Leary’s NFL dreams have been delayed a year, but in Coen he saw a coach who could make him a better quarterback when those dreams finally came true.
Coen also did his homework on Leary. Years ago, Coen had worked with a QB in Maine named Danny Collins. Coen loved the boy. He was tough, singularly focused, lived in the movie theater. He had a big arm but he thrived on reading a defense. He played with a chip on his shoulder, Coen said, he was liked by his teammates and played with a bit of New Jersey swagger. Leary checked all of those same boxes, right down to his home state.
“You see the ball jump out of his hand on film,” said Coen, who even watched the press conferences of Leary’s NC State teammates to see how they talked about their QB, “but you see a player who all improves When it plays. “
The key there, however, is the last part: “When you play.”
Leary has missed 15 games over the past three seasons, and when he arrived at Kentucky in January, there was no guarantee he would pitch without pain.
Andrews helped provide a protocol for Leary’s return, slowly increasing his workload until he regained the lost strength in his arm. Leary tried out his arm for the first time in early March, just before Kentucky started spring ball. The objective was 60 shots against the air.
“The first 10 pitches,” Leary said, “my arm feels shot.”
Slowly things got better. Doctor’s orders limited the number of pitches he could throw each day, and by Kentucky’s first game of the spring, Leary looked the same.

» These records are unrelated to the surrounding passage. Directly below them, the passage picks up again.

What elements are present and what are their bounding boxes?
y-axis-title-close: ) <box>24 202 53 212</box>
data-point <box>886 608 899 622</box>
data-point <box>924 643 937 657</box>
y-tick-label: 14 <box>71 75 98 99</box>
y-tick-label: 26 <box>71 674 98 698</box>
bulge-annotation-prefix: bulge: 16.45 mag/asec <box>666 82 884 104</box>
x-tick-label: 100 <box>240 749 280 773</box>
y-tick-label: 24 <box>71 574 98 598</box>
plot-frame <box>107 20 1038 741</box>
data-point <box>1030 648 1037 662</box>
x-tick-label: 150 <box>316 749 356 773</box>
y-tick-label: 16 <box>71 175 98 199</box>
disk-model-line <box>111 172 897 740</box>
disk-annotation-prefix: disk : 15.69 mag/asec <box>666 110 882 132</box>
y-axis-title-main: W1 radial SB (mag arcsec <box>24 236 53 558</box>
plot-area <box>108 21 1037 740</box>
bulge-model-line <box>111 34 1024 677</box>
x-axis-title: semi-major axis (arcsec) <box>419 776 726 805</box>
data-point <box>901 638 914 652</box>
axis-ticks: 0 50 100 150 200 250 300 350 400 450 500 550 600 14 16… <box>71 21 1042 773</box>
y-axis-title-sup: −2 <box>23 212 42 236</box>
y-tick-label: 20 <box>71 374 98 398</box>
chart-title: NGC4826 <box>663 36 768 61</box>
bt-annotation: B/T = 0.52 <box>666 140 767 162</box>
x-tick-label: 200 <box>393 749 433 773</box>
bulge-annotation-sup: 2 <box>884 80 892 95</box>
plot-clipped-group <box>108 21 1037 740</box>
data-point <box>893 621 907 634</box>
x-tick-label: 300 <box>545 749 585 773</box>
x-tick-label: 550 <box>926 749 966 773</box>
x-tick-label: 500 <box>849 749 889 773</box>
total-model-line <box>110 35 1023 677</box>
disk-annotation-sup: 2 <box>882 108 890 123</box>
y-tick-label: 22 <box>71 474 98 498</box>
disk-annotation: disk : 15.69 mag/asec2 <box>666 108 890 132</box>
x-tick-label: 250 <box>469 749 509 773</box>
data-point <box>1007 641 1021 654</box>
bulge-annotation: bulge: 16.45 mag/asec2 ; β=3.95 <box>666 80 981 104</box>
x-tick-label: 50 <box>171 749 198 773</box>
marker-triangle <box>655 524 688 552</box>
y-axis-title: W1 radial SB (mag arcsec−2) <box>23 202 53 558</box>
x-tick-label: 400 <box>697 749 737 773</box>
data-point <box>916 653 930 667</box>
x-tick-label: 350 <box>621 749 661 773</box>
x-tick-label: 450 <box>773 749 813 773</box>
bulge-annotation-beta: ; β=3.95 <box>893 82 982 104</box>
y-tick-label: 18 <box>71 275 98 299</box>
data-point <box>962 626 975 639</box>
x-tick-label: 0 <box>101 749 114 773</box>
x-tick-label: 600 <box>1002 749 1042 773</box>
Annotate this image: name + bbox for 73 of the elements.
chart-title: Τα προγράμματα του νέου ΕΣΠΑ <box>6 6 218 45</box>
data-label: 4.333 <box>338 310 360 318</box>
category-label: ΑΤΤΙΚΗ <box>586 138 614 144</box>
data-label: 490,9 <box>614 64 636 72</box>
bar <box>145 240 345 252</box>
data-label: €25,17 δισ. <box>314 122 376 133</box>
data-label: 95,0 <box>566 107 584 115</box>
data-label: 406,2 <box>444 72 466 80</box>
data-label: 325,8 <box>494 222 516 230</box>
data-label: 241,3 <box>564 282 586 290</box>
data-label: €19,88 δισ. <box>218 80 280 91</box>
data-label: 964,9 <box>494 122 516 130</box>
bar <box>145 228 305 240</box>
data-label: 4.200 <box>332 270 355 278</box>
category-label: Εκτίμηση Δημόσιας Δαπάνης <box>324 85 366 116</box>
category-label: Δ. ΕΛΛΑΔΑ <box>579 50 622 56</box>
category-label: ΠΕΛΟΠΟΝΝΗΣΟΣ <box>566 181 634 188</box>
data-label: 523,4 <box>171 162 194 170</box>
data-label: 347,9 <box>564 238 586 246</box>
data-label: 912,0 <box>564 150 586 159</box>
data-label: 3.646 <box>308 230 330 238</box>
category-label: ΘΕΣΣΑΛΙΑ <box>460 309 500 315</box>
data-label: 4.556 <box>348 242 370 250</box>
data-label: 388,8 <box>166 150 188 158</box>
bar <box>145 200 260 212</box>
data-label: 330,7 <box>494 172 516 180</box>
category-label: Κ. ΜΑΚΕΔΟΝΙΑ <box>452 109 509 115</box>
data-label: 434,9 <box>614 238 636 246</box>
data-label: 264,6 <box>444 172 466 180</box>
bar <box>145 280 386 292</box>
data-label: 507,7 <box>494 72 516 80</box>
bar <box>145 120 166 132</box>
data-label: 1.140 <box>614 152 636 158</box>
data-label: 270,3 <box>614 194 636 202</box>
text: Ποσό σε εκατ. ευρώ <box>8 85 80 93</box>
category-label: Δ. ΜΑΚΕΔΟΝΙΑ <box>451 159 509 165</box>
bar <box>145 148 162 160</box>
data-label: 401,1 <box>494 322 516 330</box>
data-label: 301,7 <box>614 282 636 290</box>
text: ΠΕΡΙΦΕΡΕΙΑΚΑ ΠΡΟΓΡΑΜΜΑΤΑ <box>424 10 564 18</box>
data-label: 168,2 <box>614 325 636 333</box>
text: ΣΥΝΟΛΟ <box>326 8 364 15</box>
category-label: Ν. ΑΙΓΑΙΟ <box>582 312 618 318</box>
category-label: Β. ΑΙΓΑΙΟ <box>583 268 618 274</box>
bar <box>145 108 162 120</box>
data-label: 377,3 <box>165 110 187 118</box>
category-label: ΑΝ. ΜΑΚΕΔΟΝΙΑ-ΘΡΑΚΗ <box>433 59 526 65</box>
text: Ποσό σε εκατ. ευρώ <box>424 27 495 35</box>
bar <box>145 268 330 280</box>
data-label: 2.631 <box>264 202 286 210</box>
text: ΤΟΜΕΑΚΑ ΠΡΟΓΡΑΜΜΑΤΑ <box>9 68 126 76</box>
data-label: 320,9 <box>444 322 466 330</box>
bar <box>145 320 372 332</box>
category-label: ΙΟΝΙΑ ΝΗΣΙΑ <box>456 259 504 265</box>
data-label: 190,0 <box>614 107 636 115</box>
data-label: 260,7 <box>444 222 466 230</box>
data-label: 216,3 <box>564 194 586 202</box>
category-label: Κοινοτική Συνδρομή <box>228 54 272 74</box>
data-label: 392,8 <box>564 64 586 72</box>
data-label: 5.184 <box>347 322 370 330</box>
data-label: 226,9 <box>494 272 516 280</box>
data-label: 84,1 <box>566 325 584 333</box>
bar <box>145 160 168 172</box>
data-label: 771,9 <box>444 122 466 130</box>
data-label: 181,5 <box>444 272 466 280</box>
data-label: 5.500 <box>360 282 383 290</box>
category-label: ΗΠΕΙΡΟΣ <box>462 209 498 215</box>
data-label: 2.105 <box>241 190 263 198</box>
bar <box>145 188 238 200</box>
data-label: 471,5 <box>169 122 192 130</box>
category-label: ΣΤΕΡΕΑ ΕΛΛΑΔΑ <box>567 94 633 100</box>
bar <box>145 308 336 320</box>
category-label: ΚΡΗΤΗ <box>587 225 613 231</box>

“You can see the toughness and he has the ability,” Stoops said. “We were trying to limit his pitches a little bit, but there were certain pitches that caught our eye.”
His new teammates had also noticed. At NC State, Leary was the undisputed leader after five years of hard work and big wins. At Kentucky, he took a more measured approach, hoping to earn respect with his game rather than rock the boat on a new locker room.
It was in that first scrimmage that it all came together. The offense was down and needed a big play. Leary read the defense, took the snap and fired a laser over the middle between two defenders for a big gain. The whole tone of the practice changed. With one pitch, it was clear: Leary’s arm was back and his role was set.
“All the guys were excited,” right guard Eli Cox said. “And that’s when you know.”
There are still some unknowns for Leary. Coen wants him to work more under center this season, something he rarely did at NC State. Coen has been impressed by Leary’s field awareness, a gift, he said, that reminds him of Stafford, but he also believes that Leary sometimes lets the big picture get in the way of his accuracy. Leary has earned the respect of his teammates, but this summer, during 7-on-7 drills, is when he’ll need to become a more vocal leader of the offense.
And yes, there’s still the question of her health, because after two serious injuries in three years, the narrative won’t die until Leary lays her to rest on the field.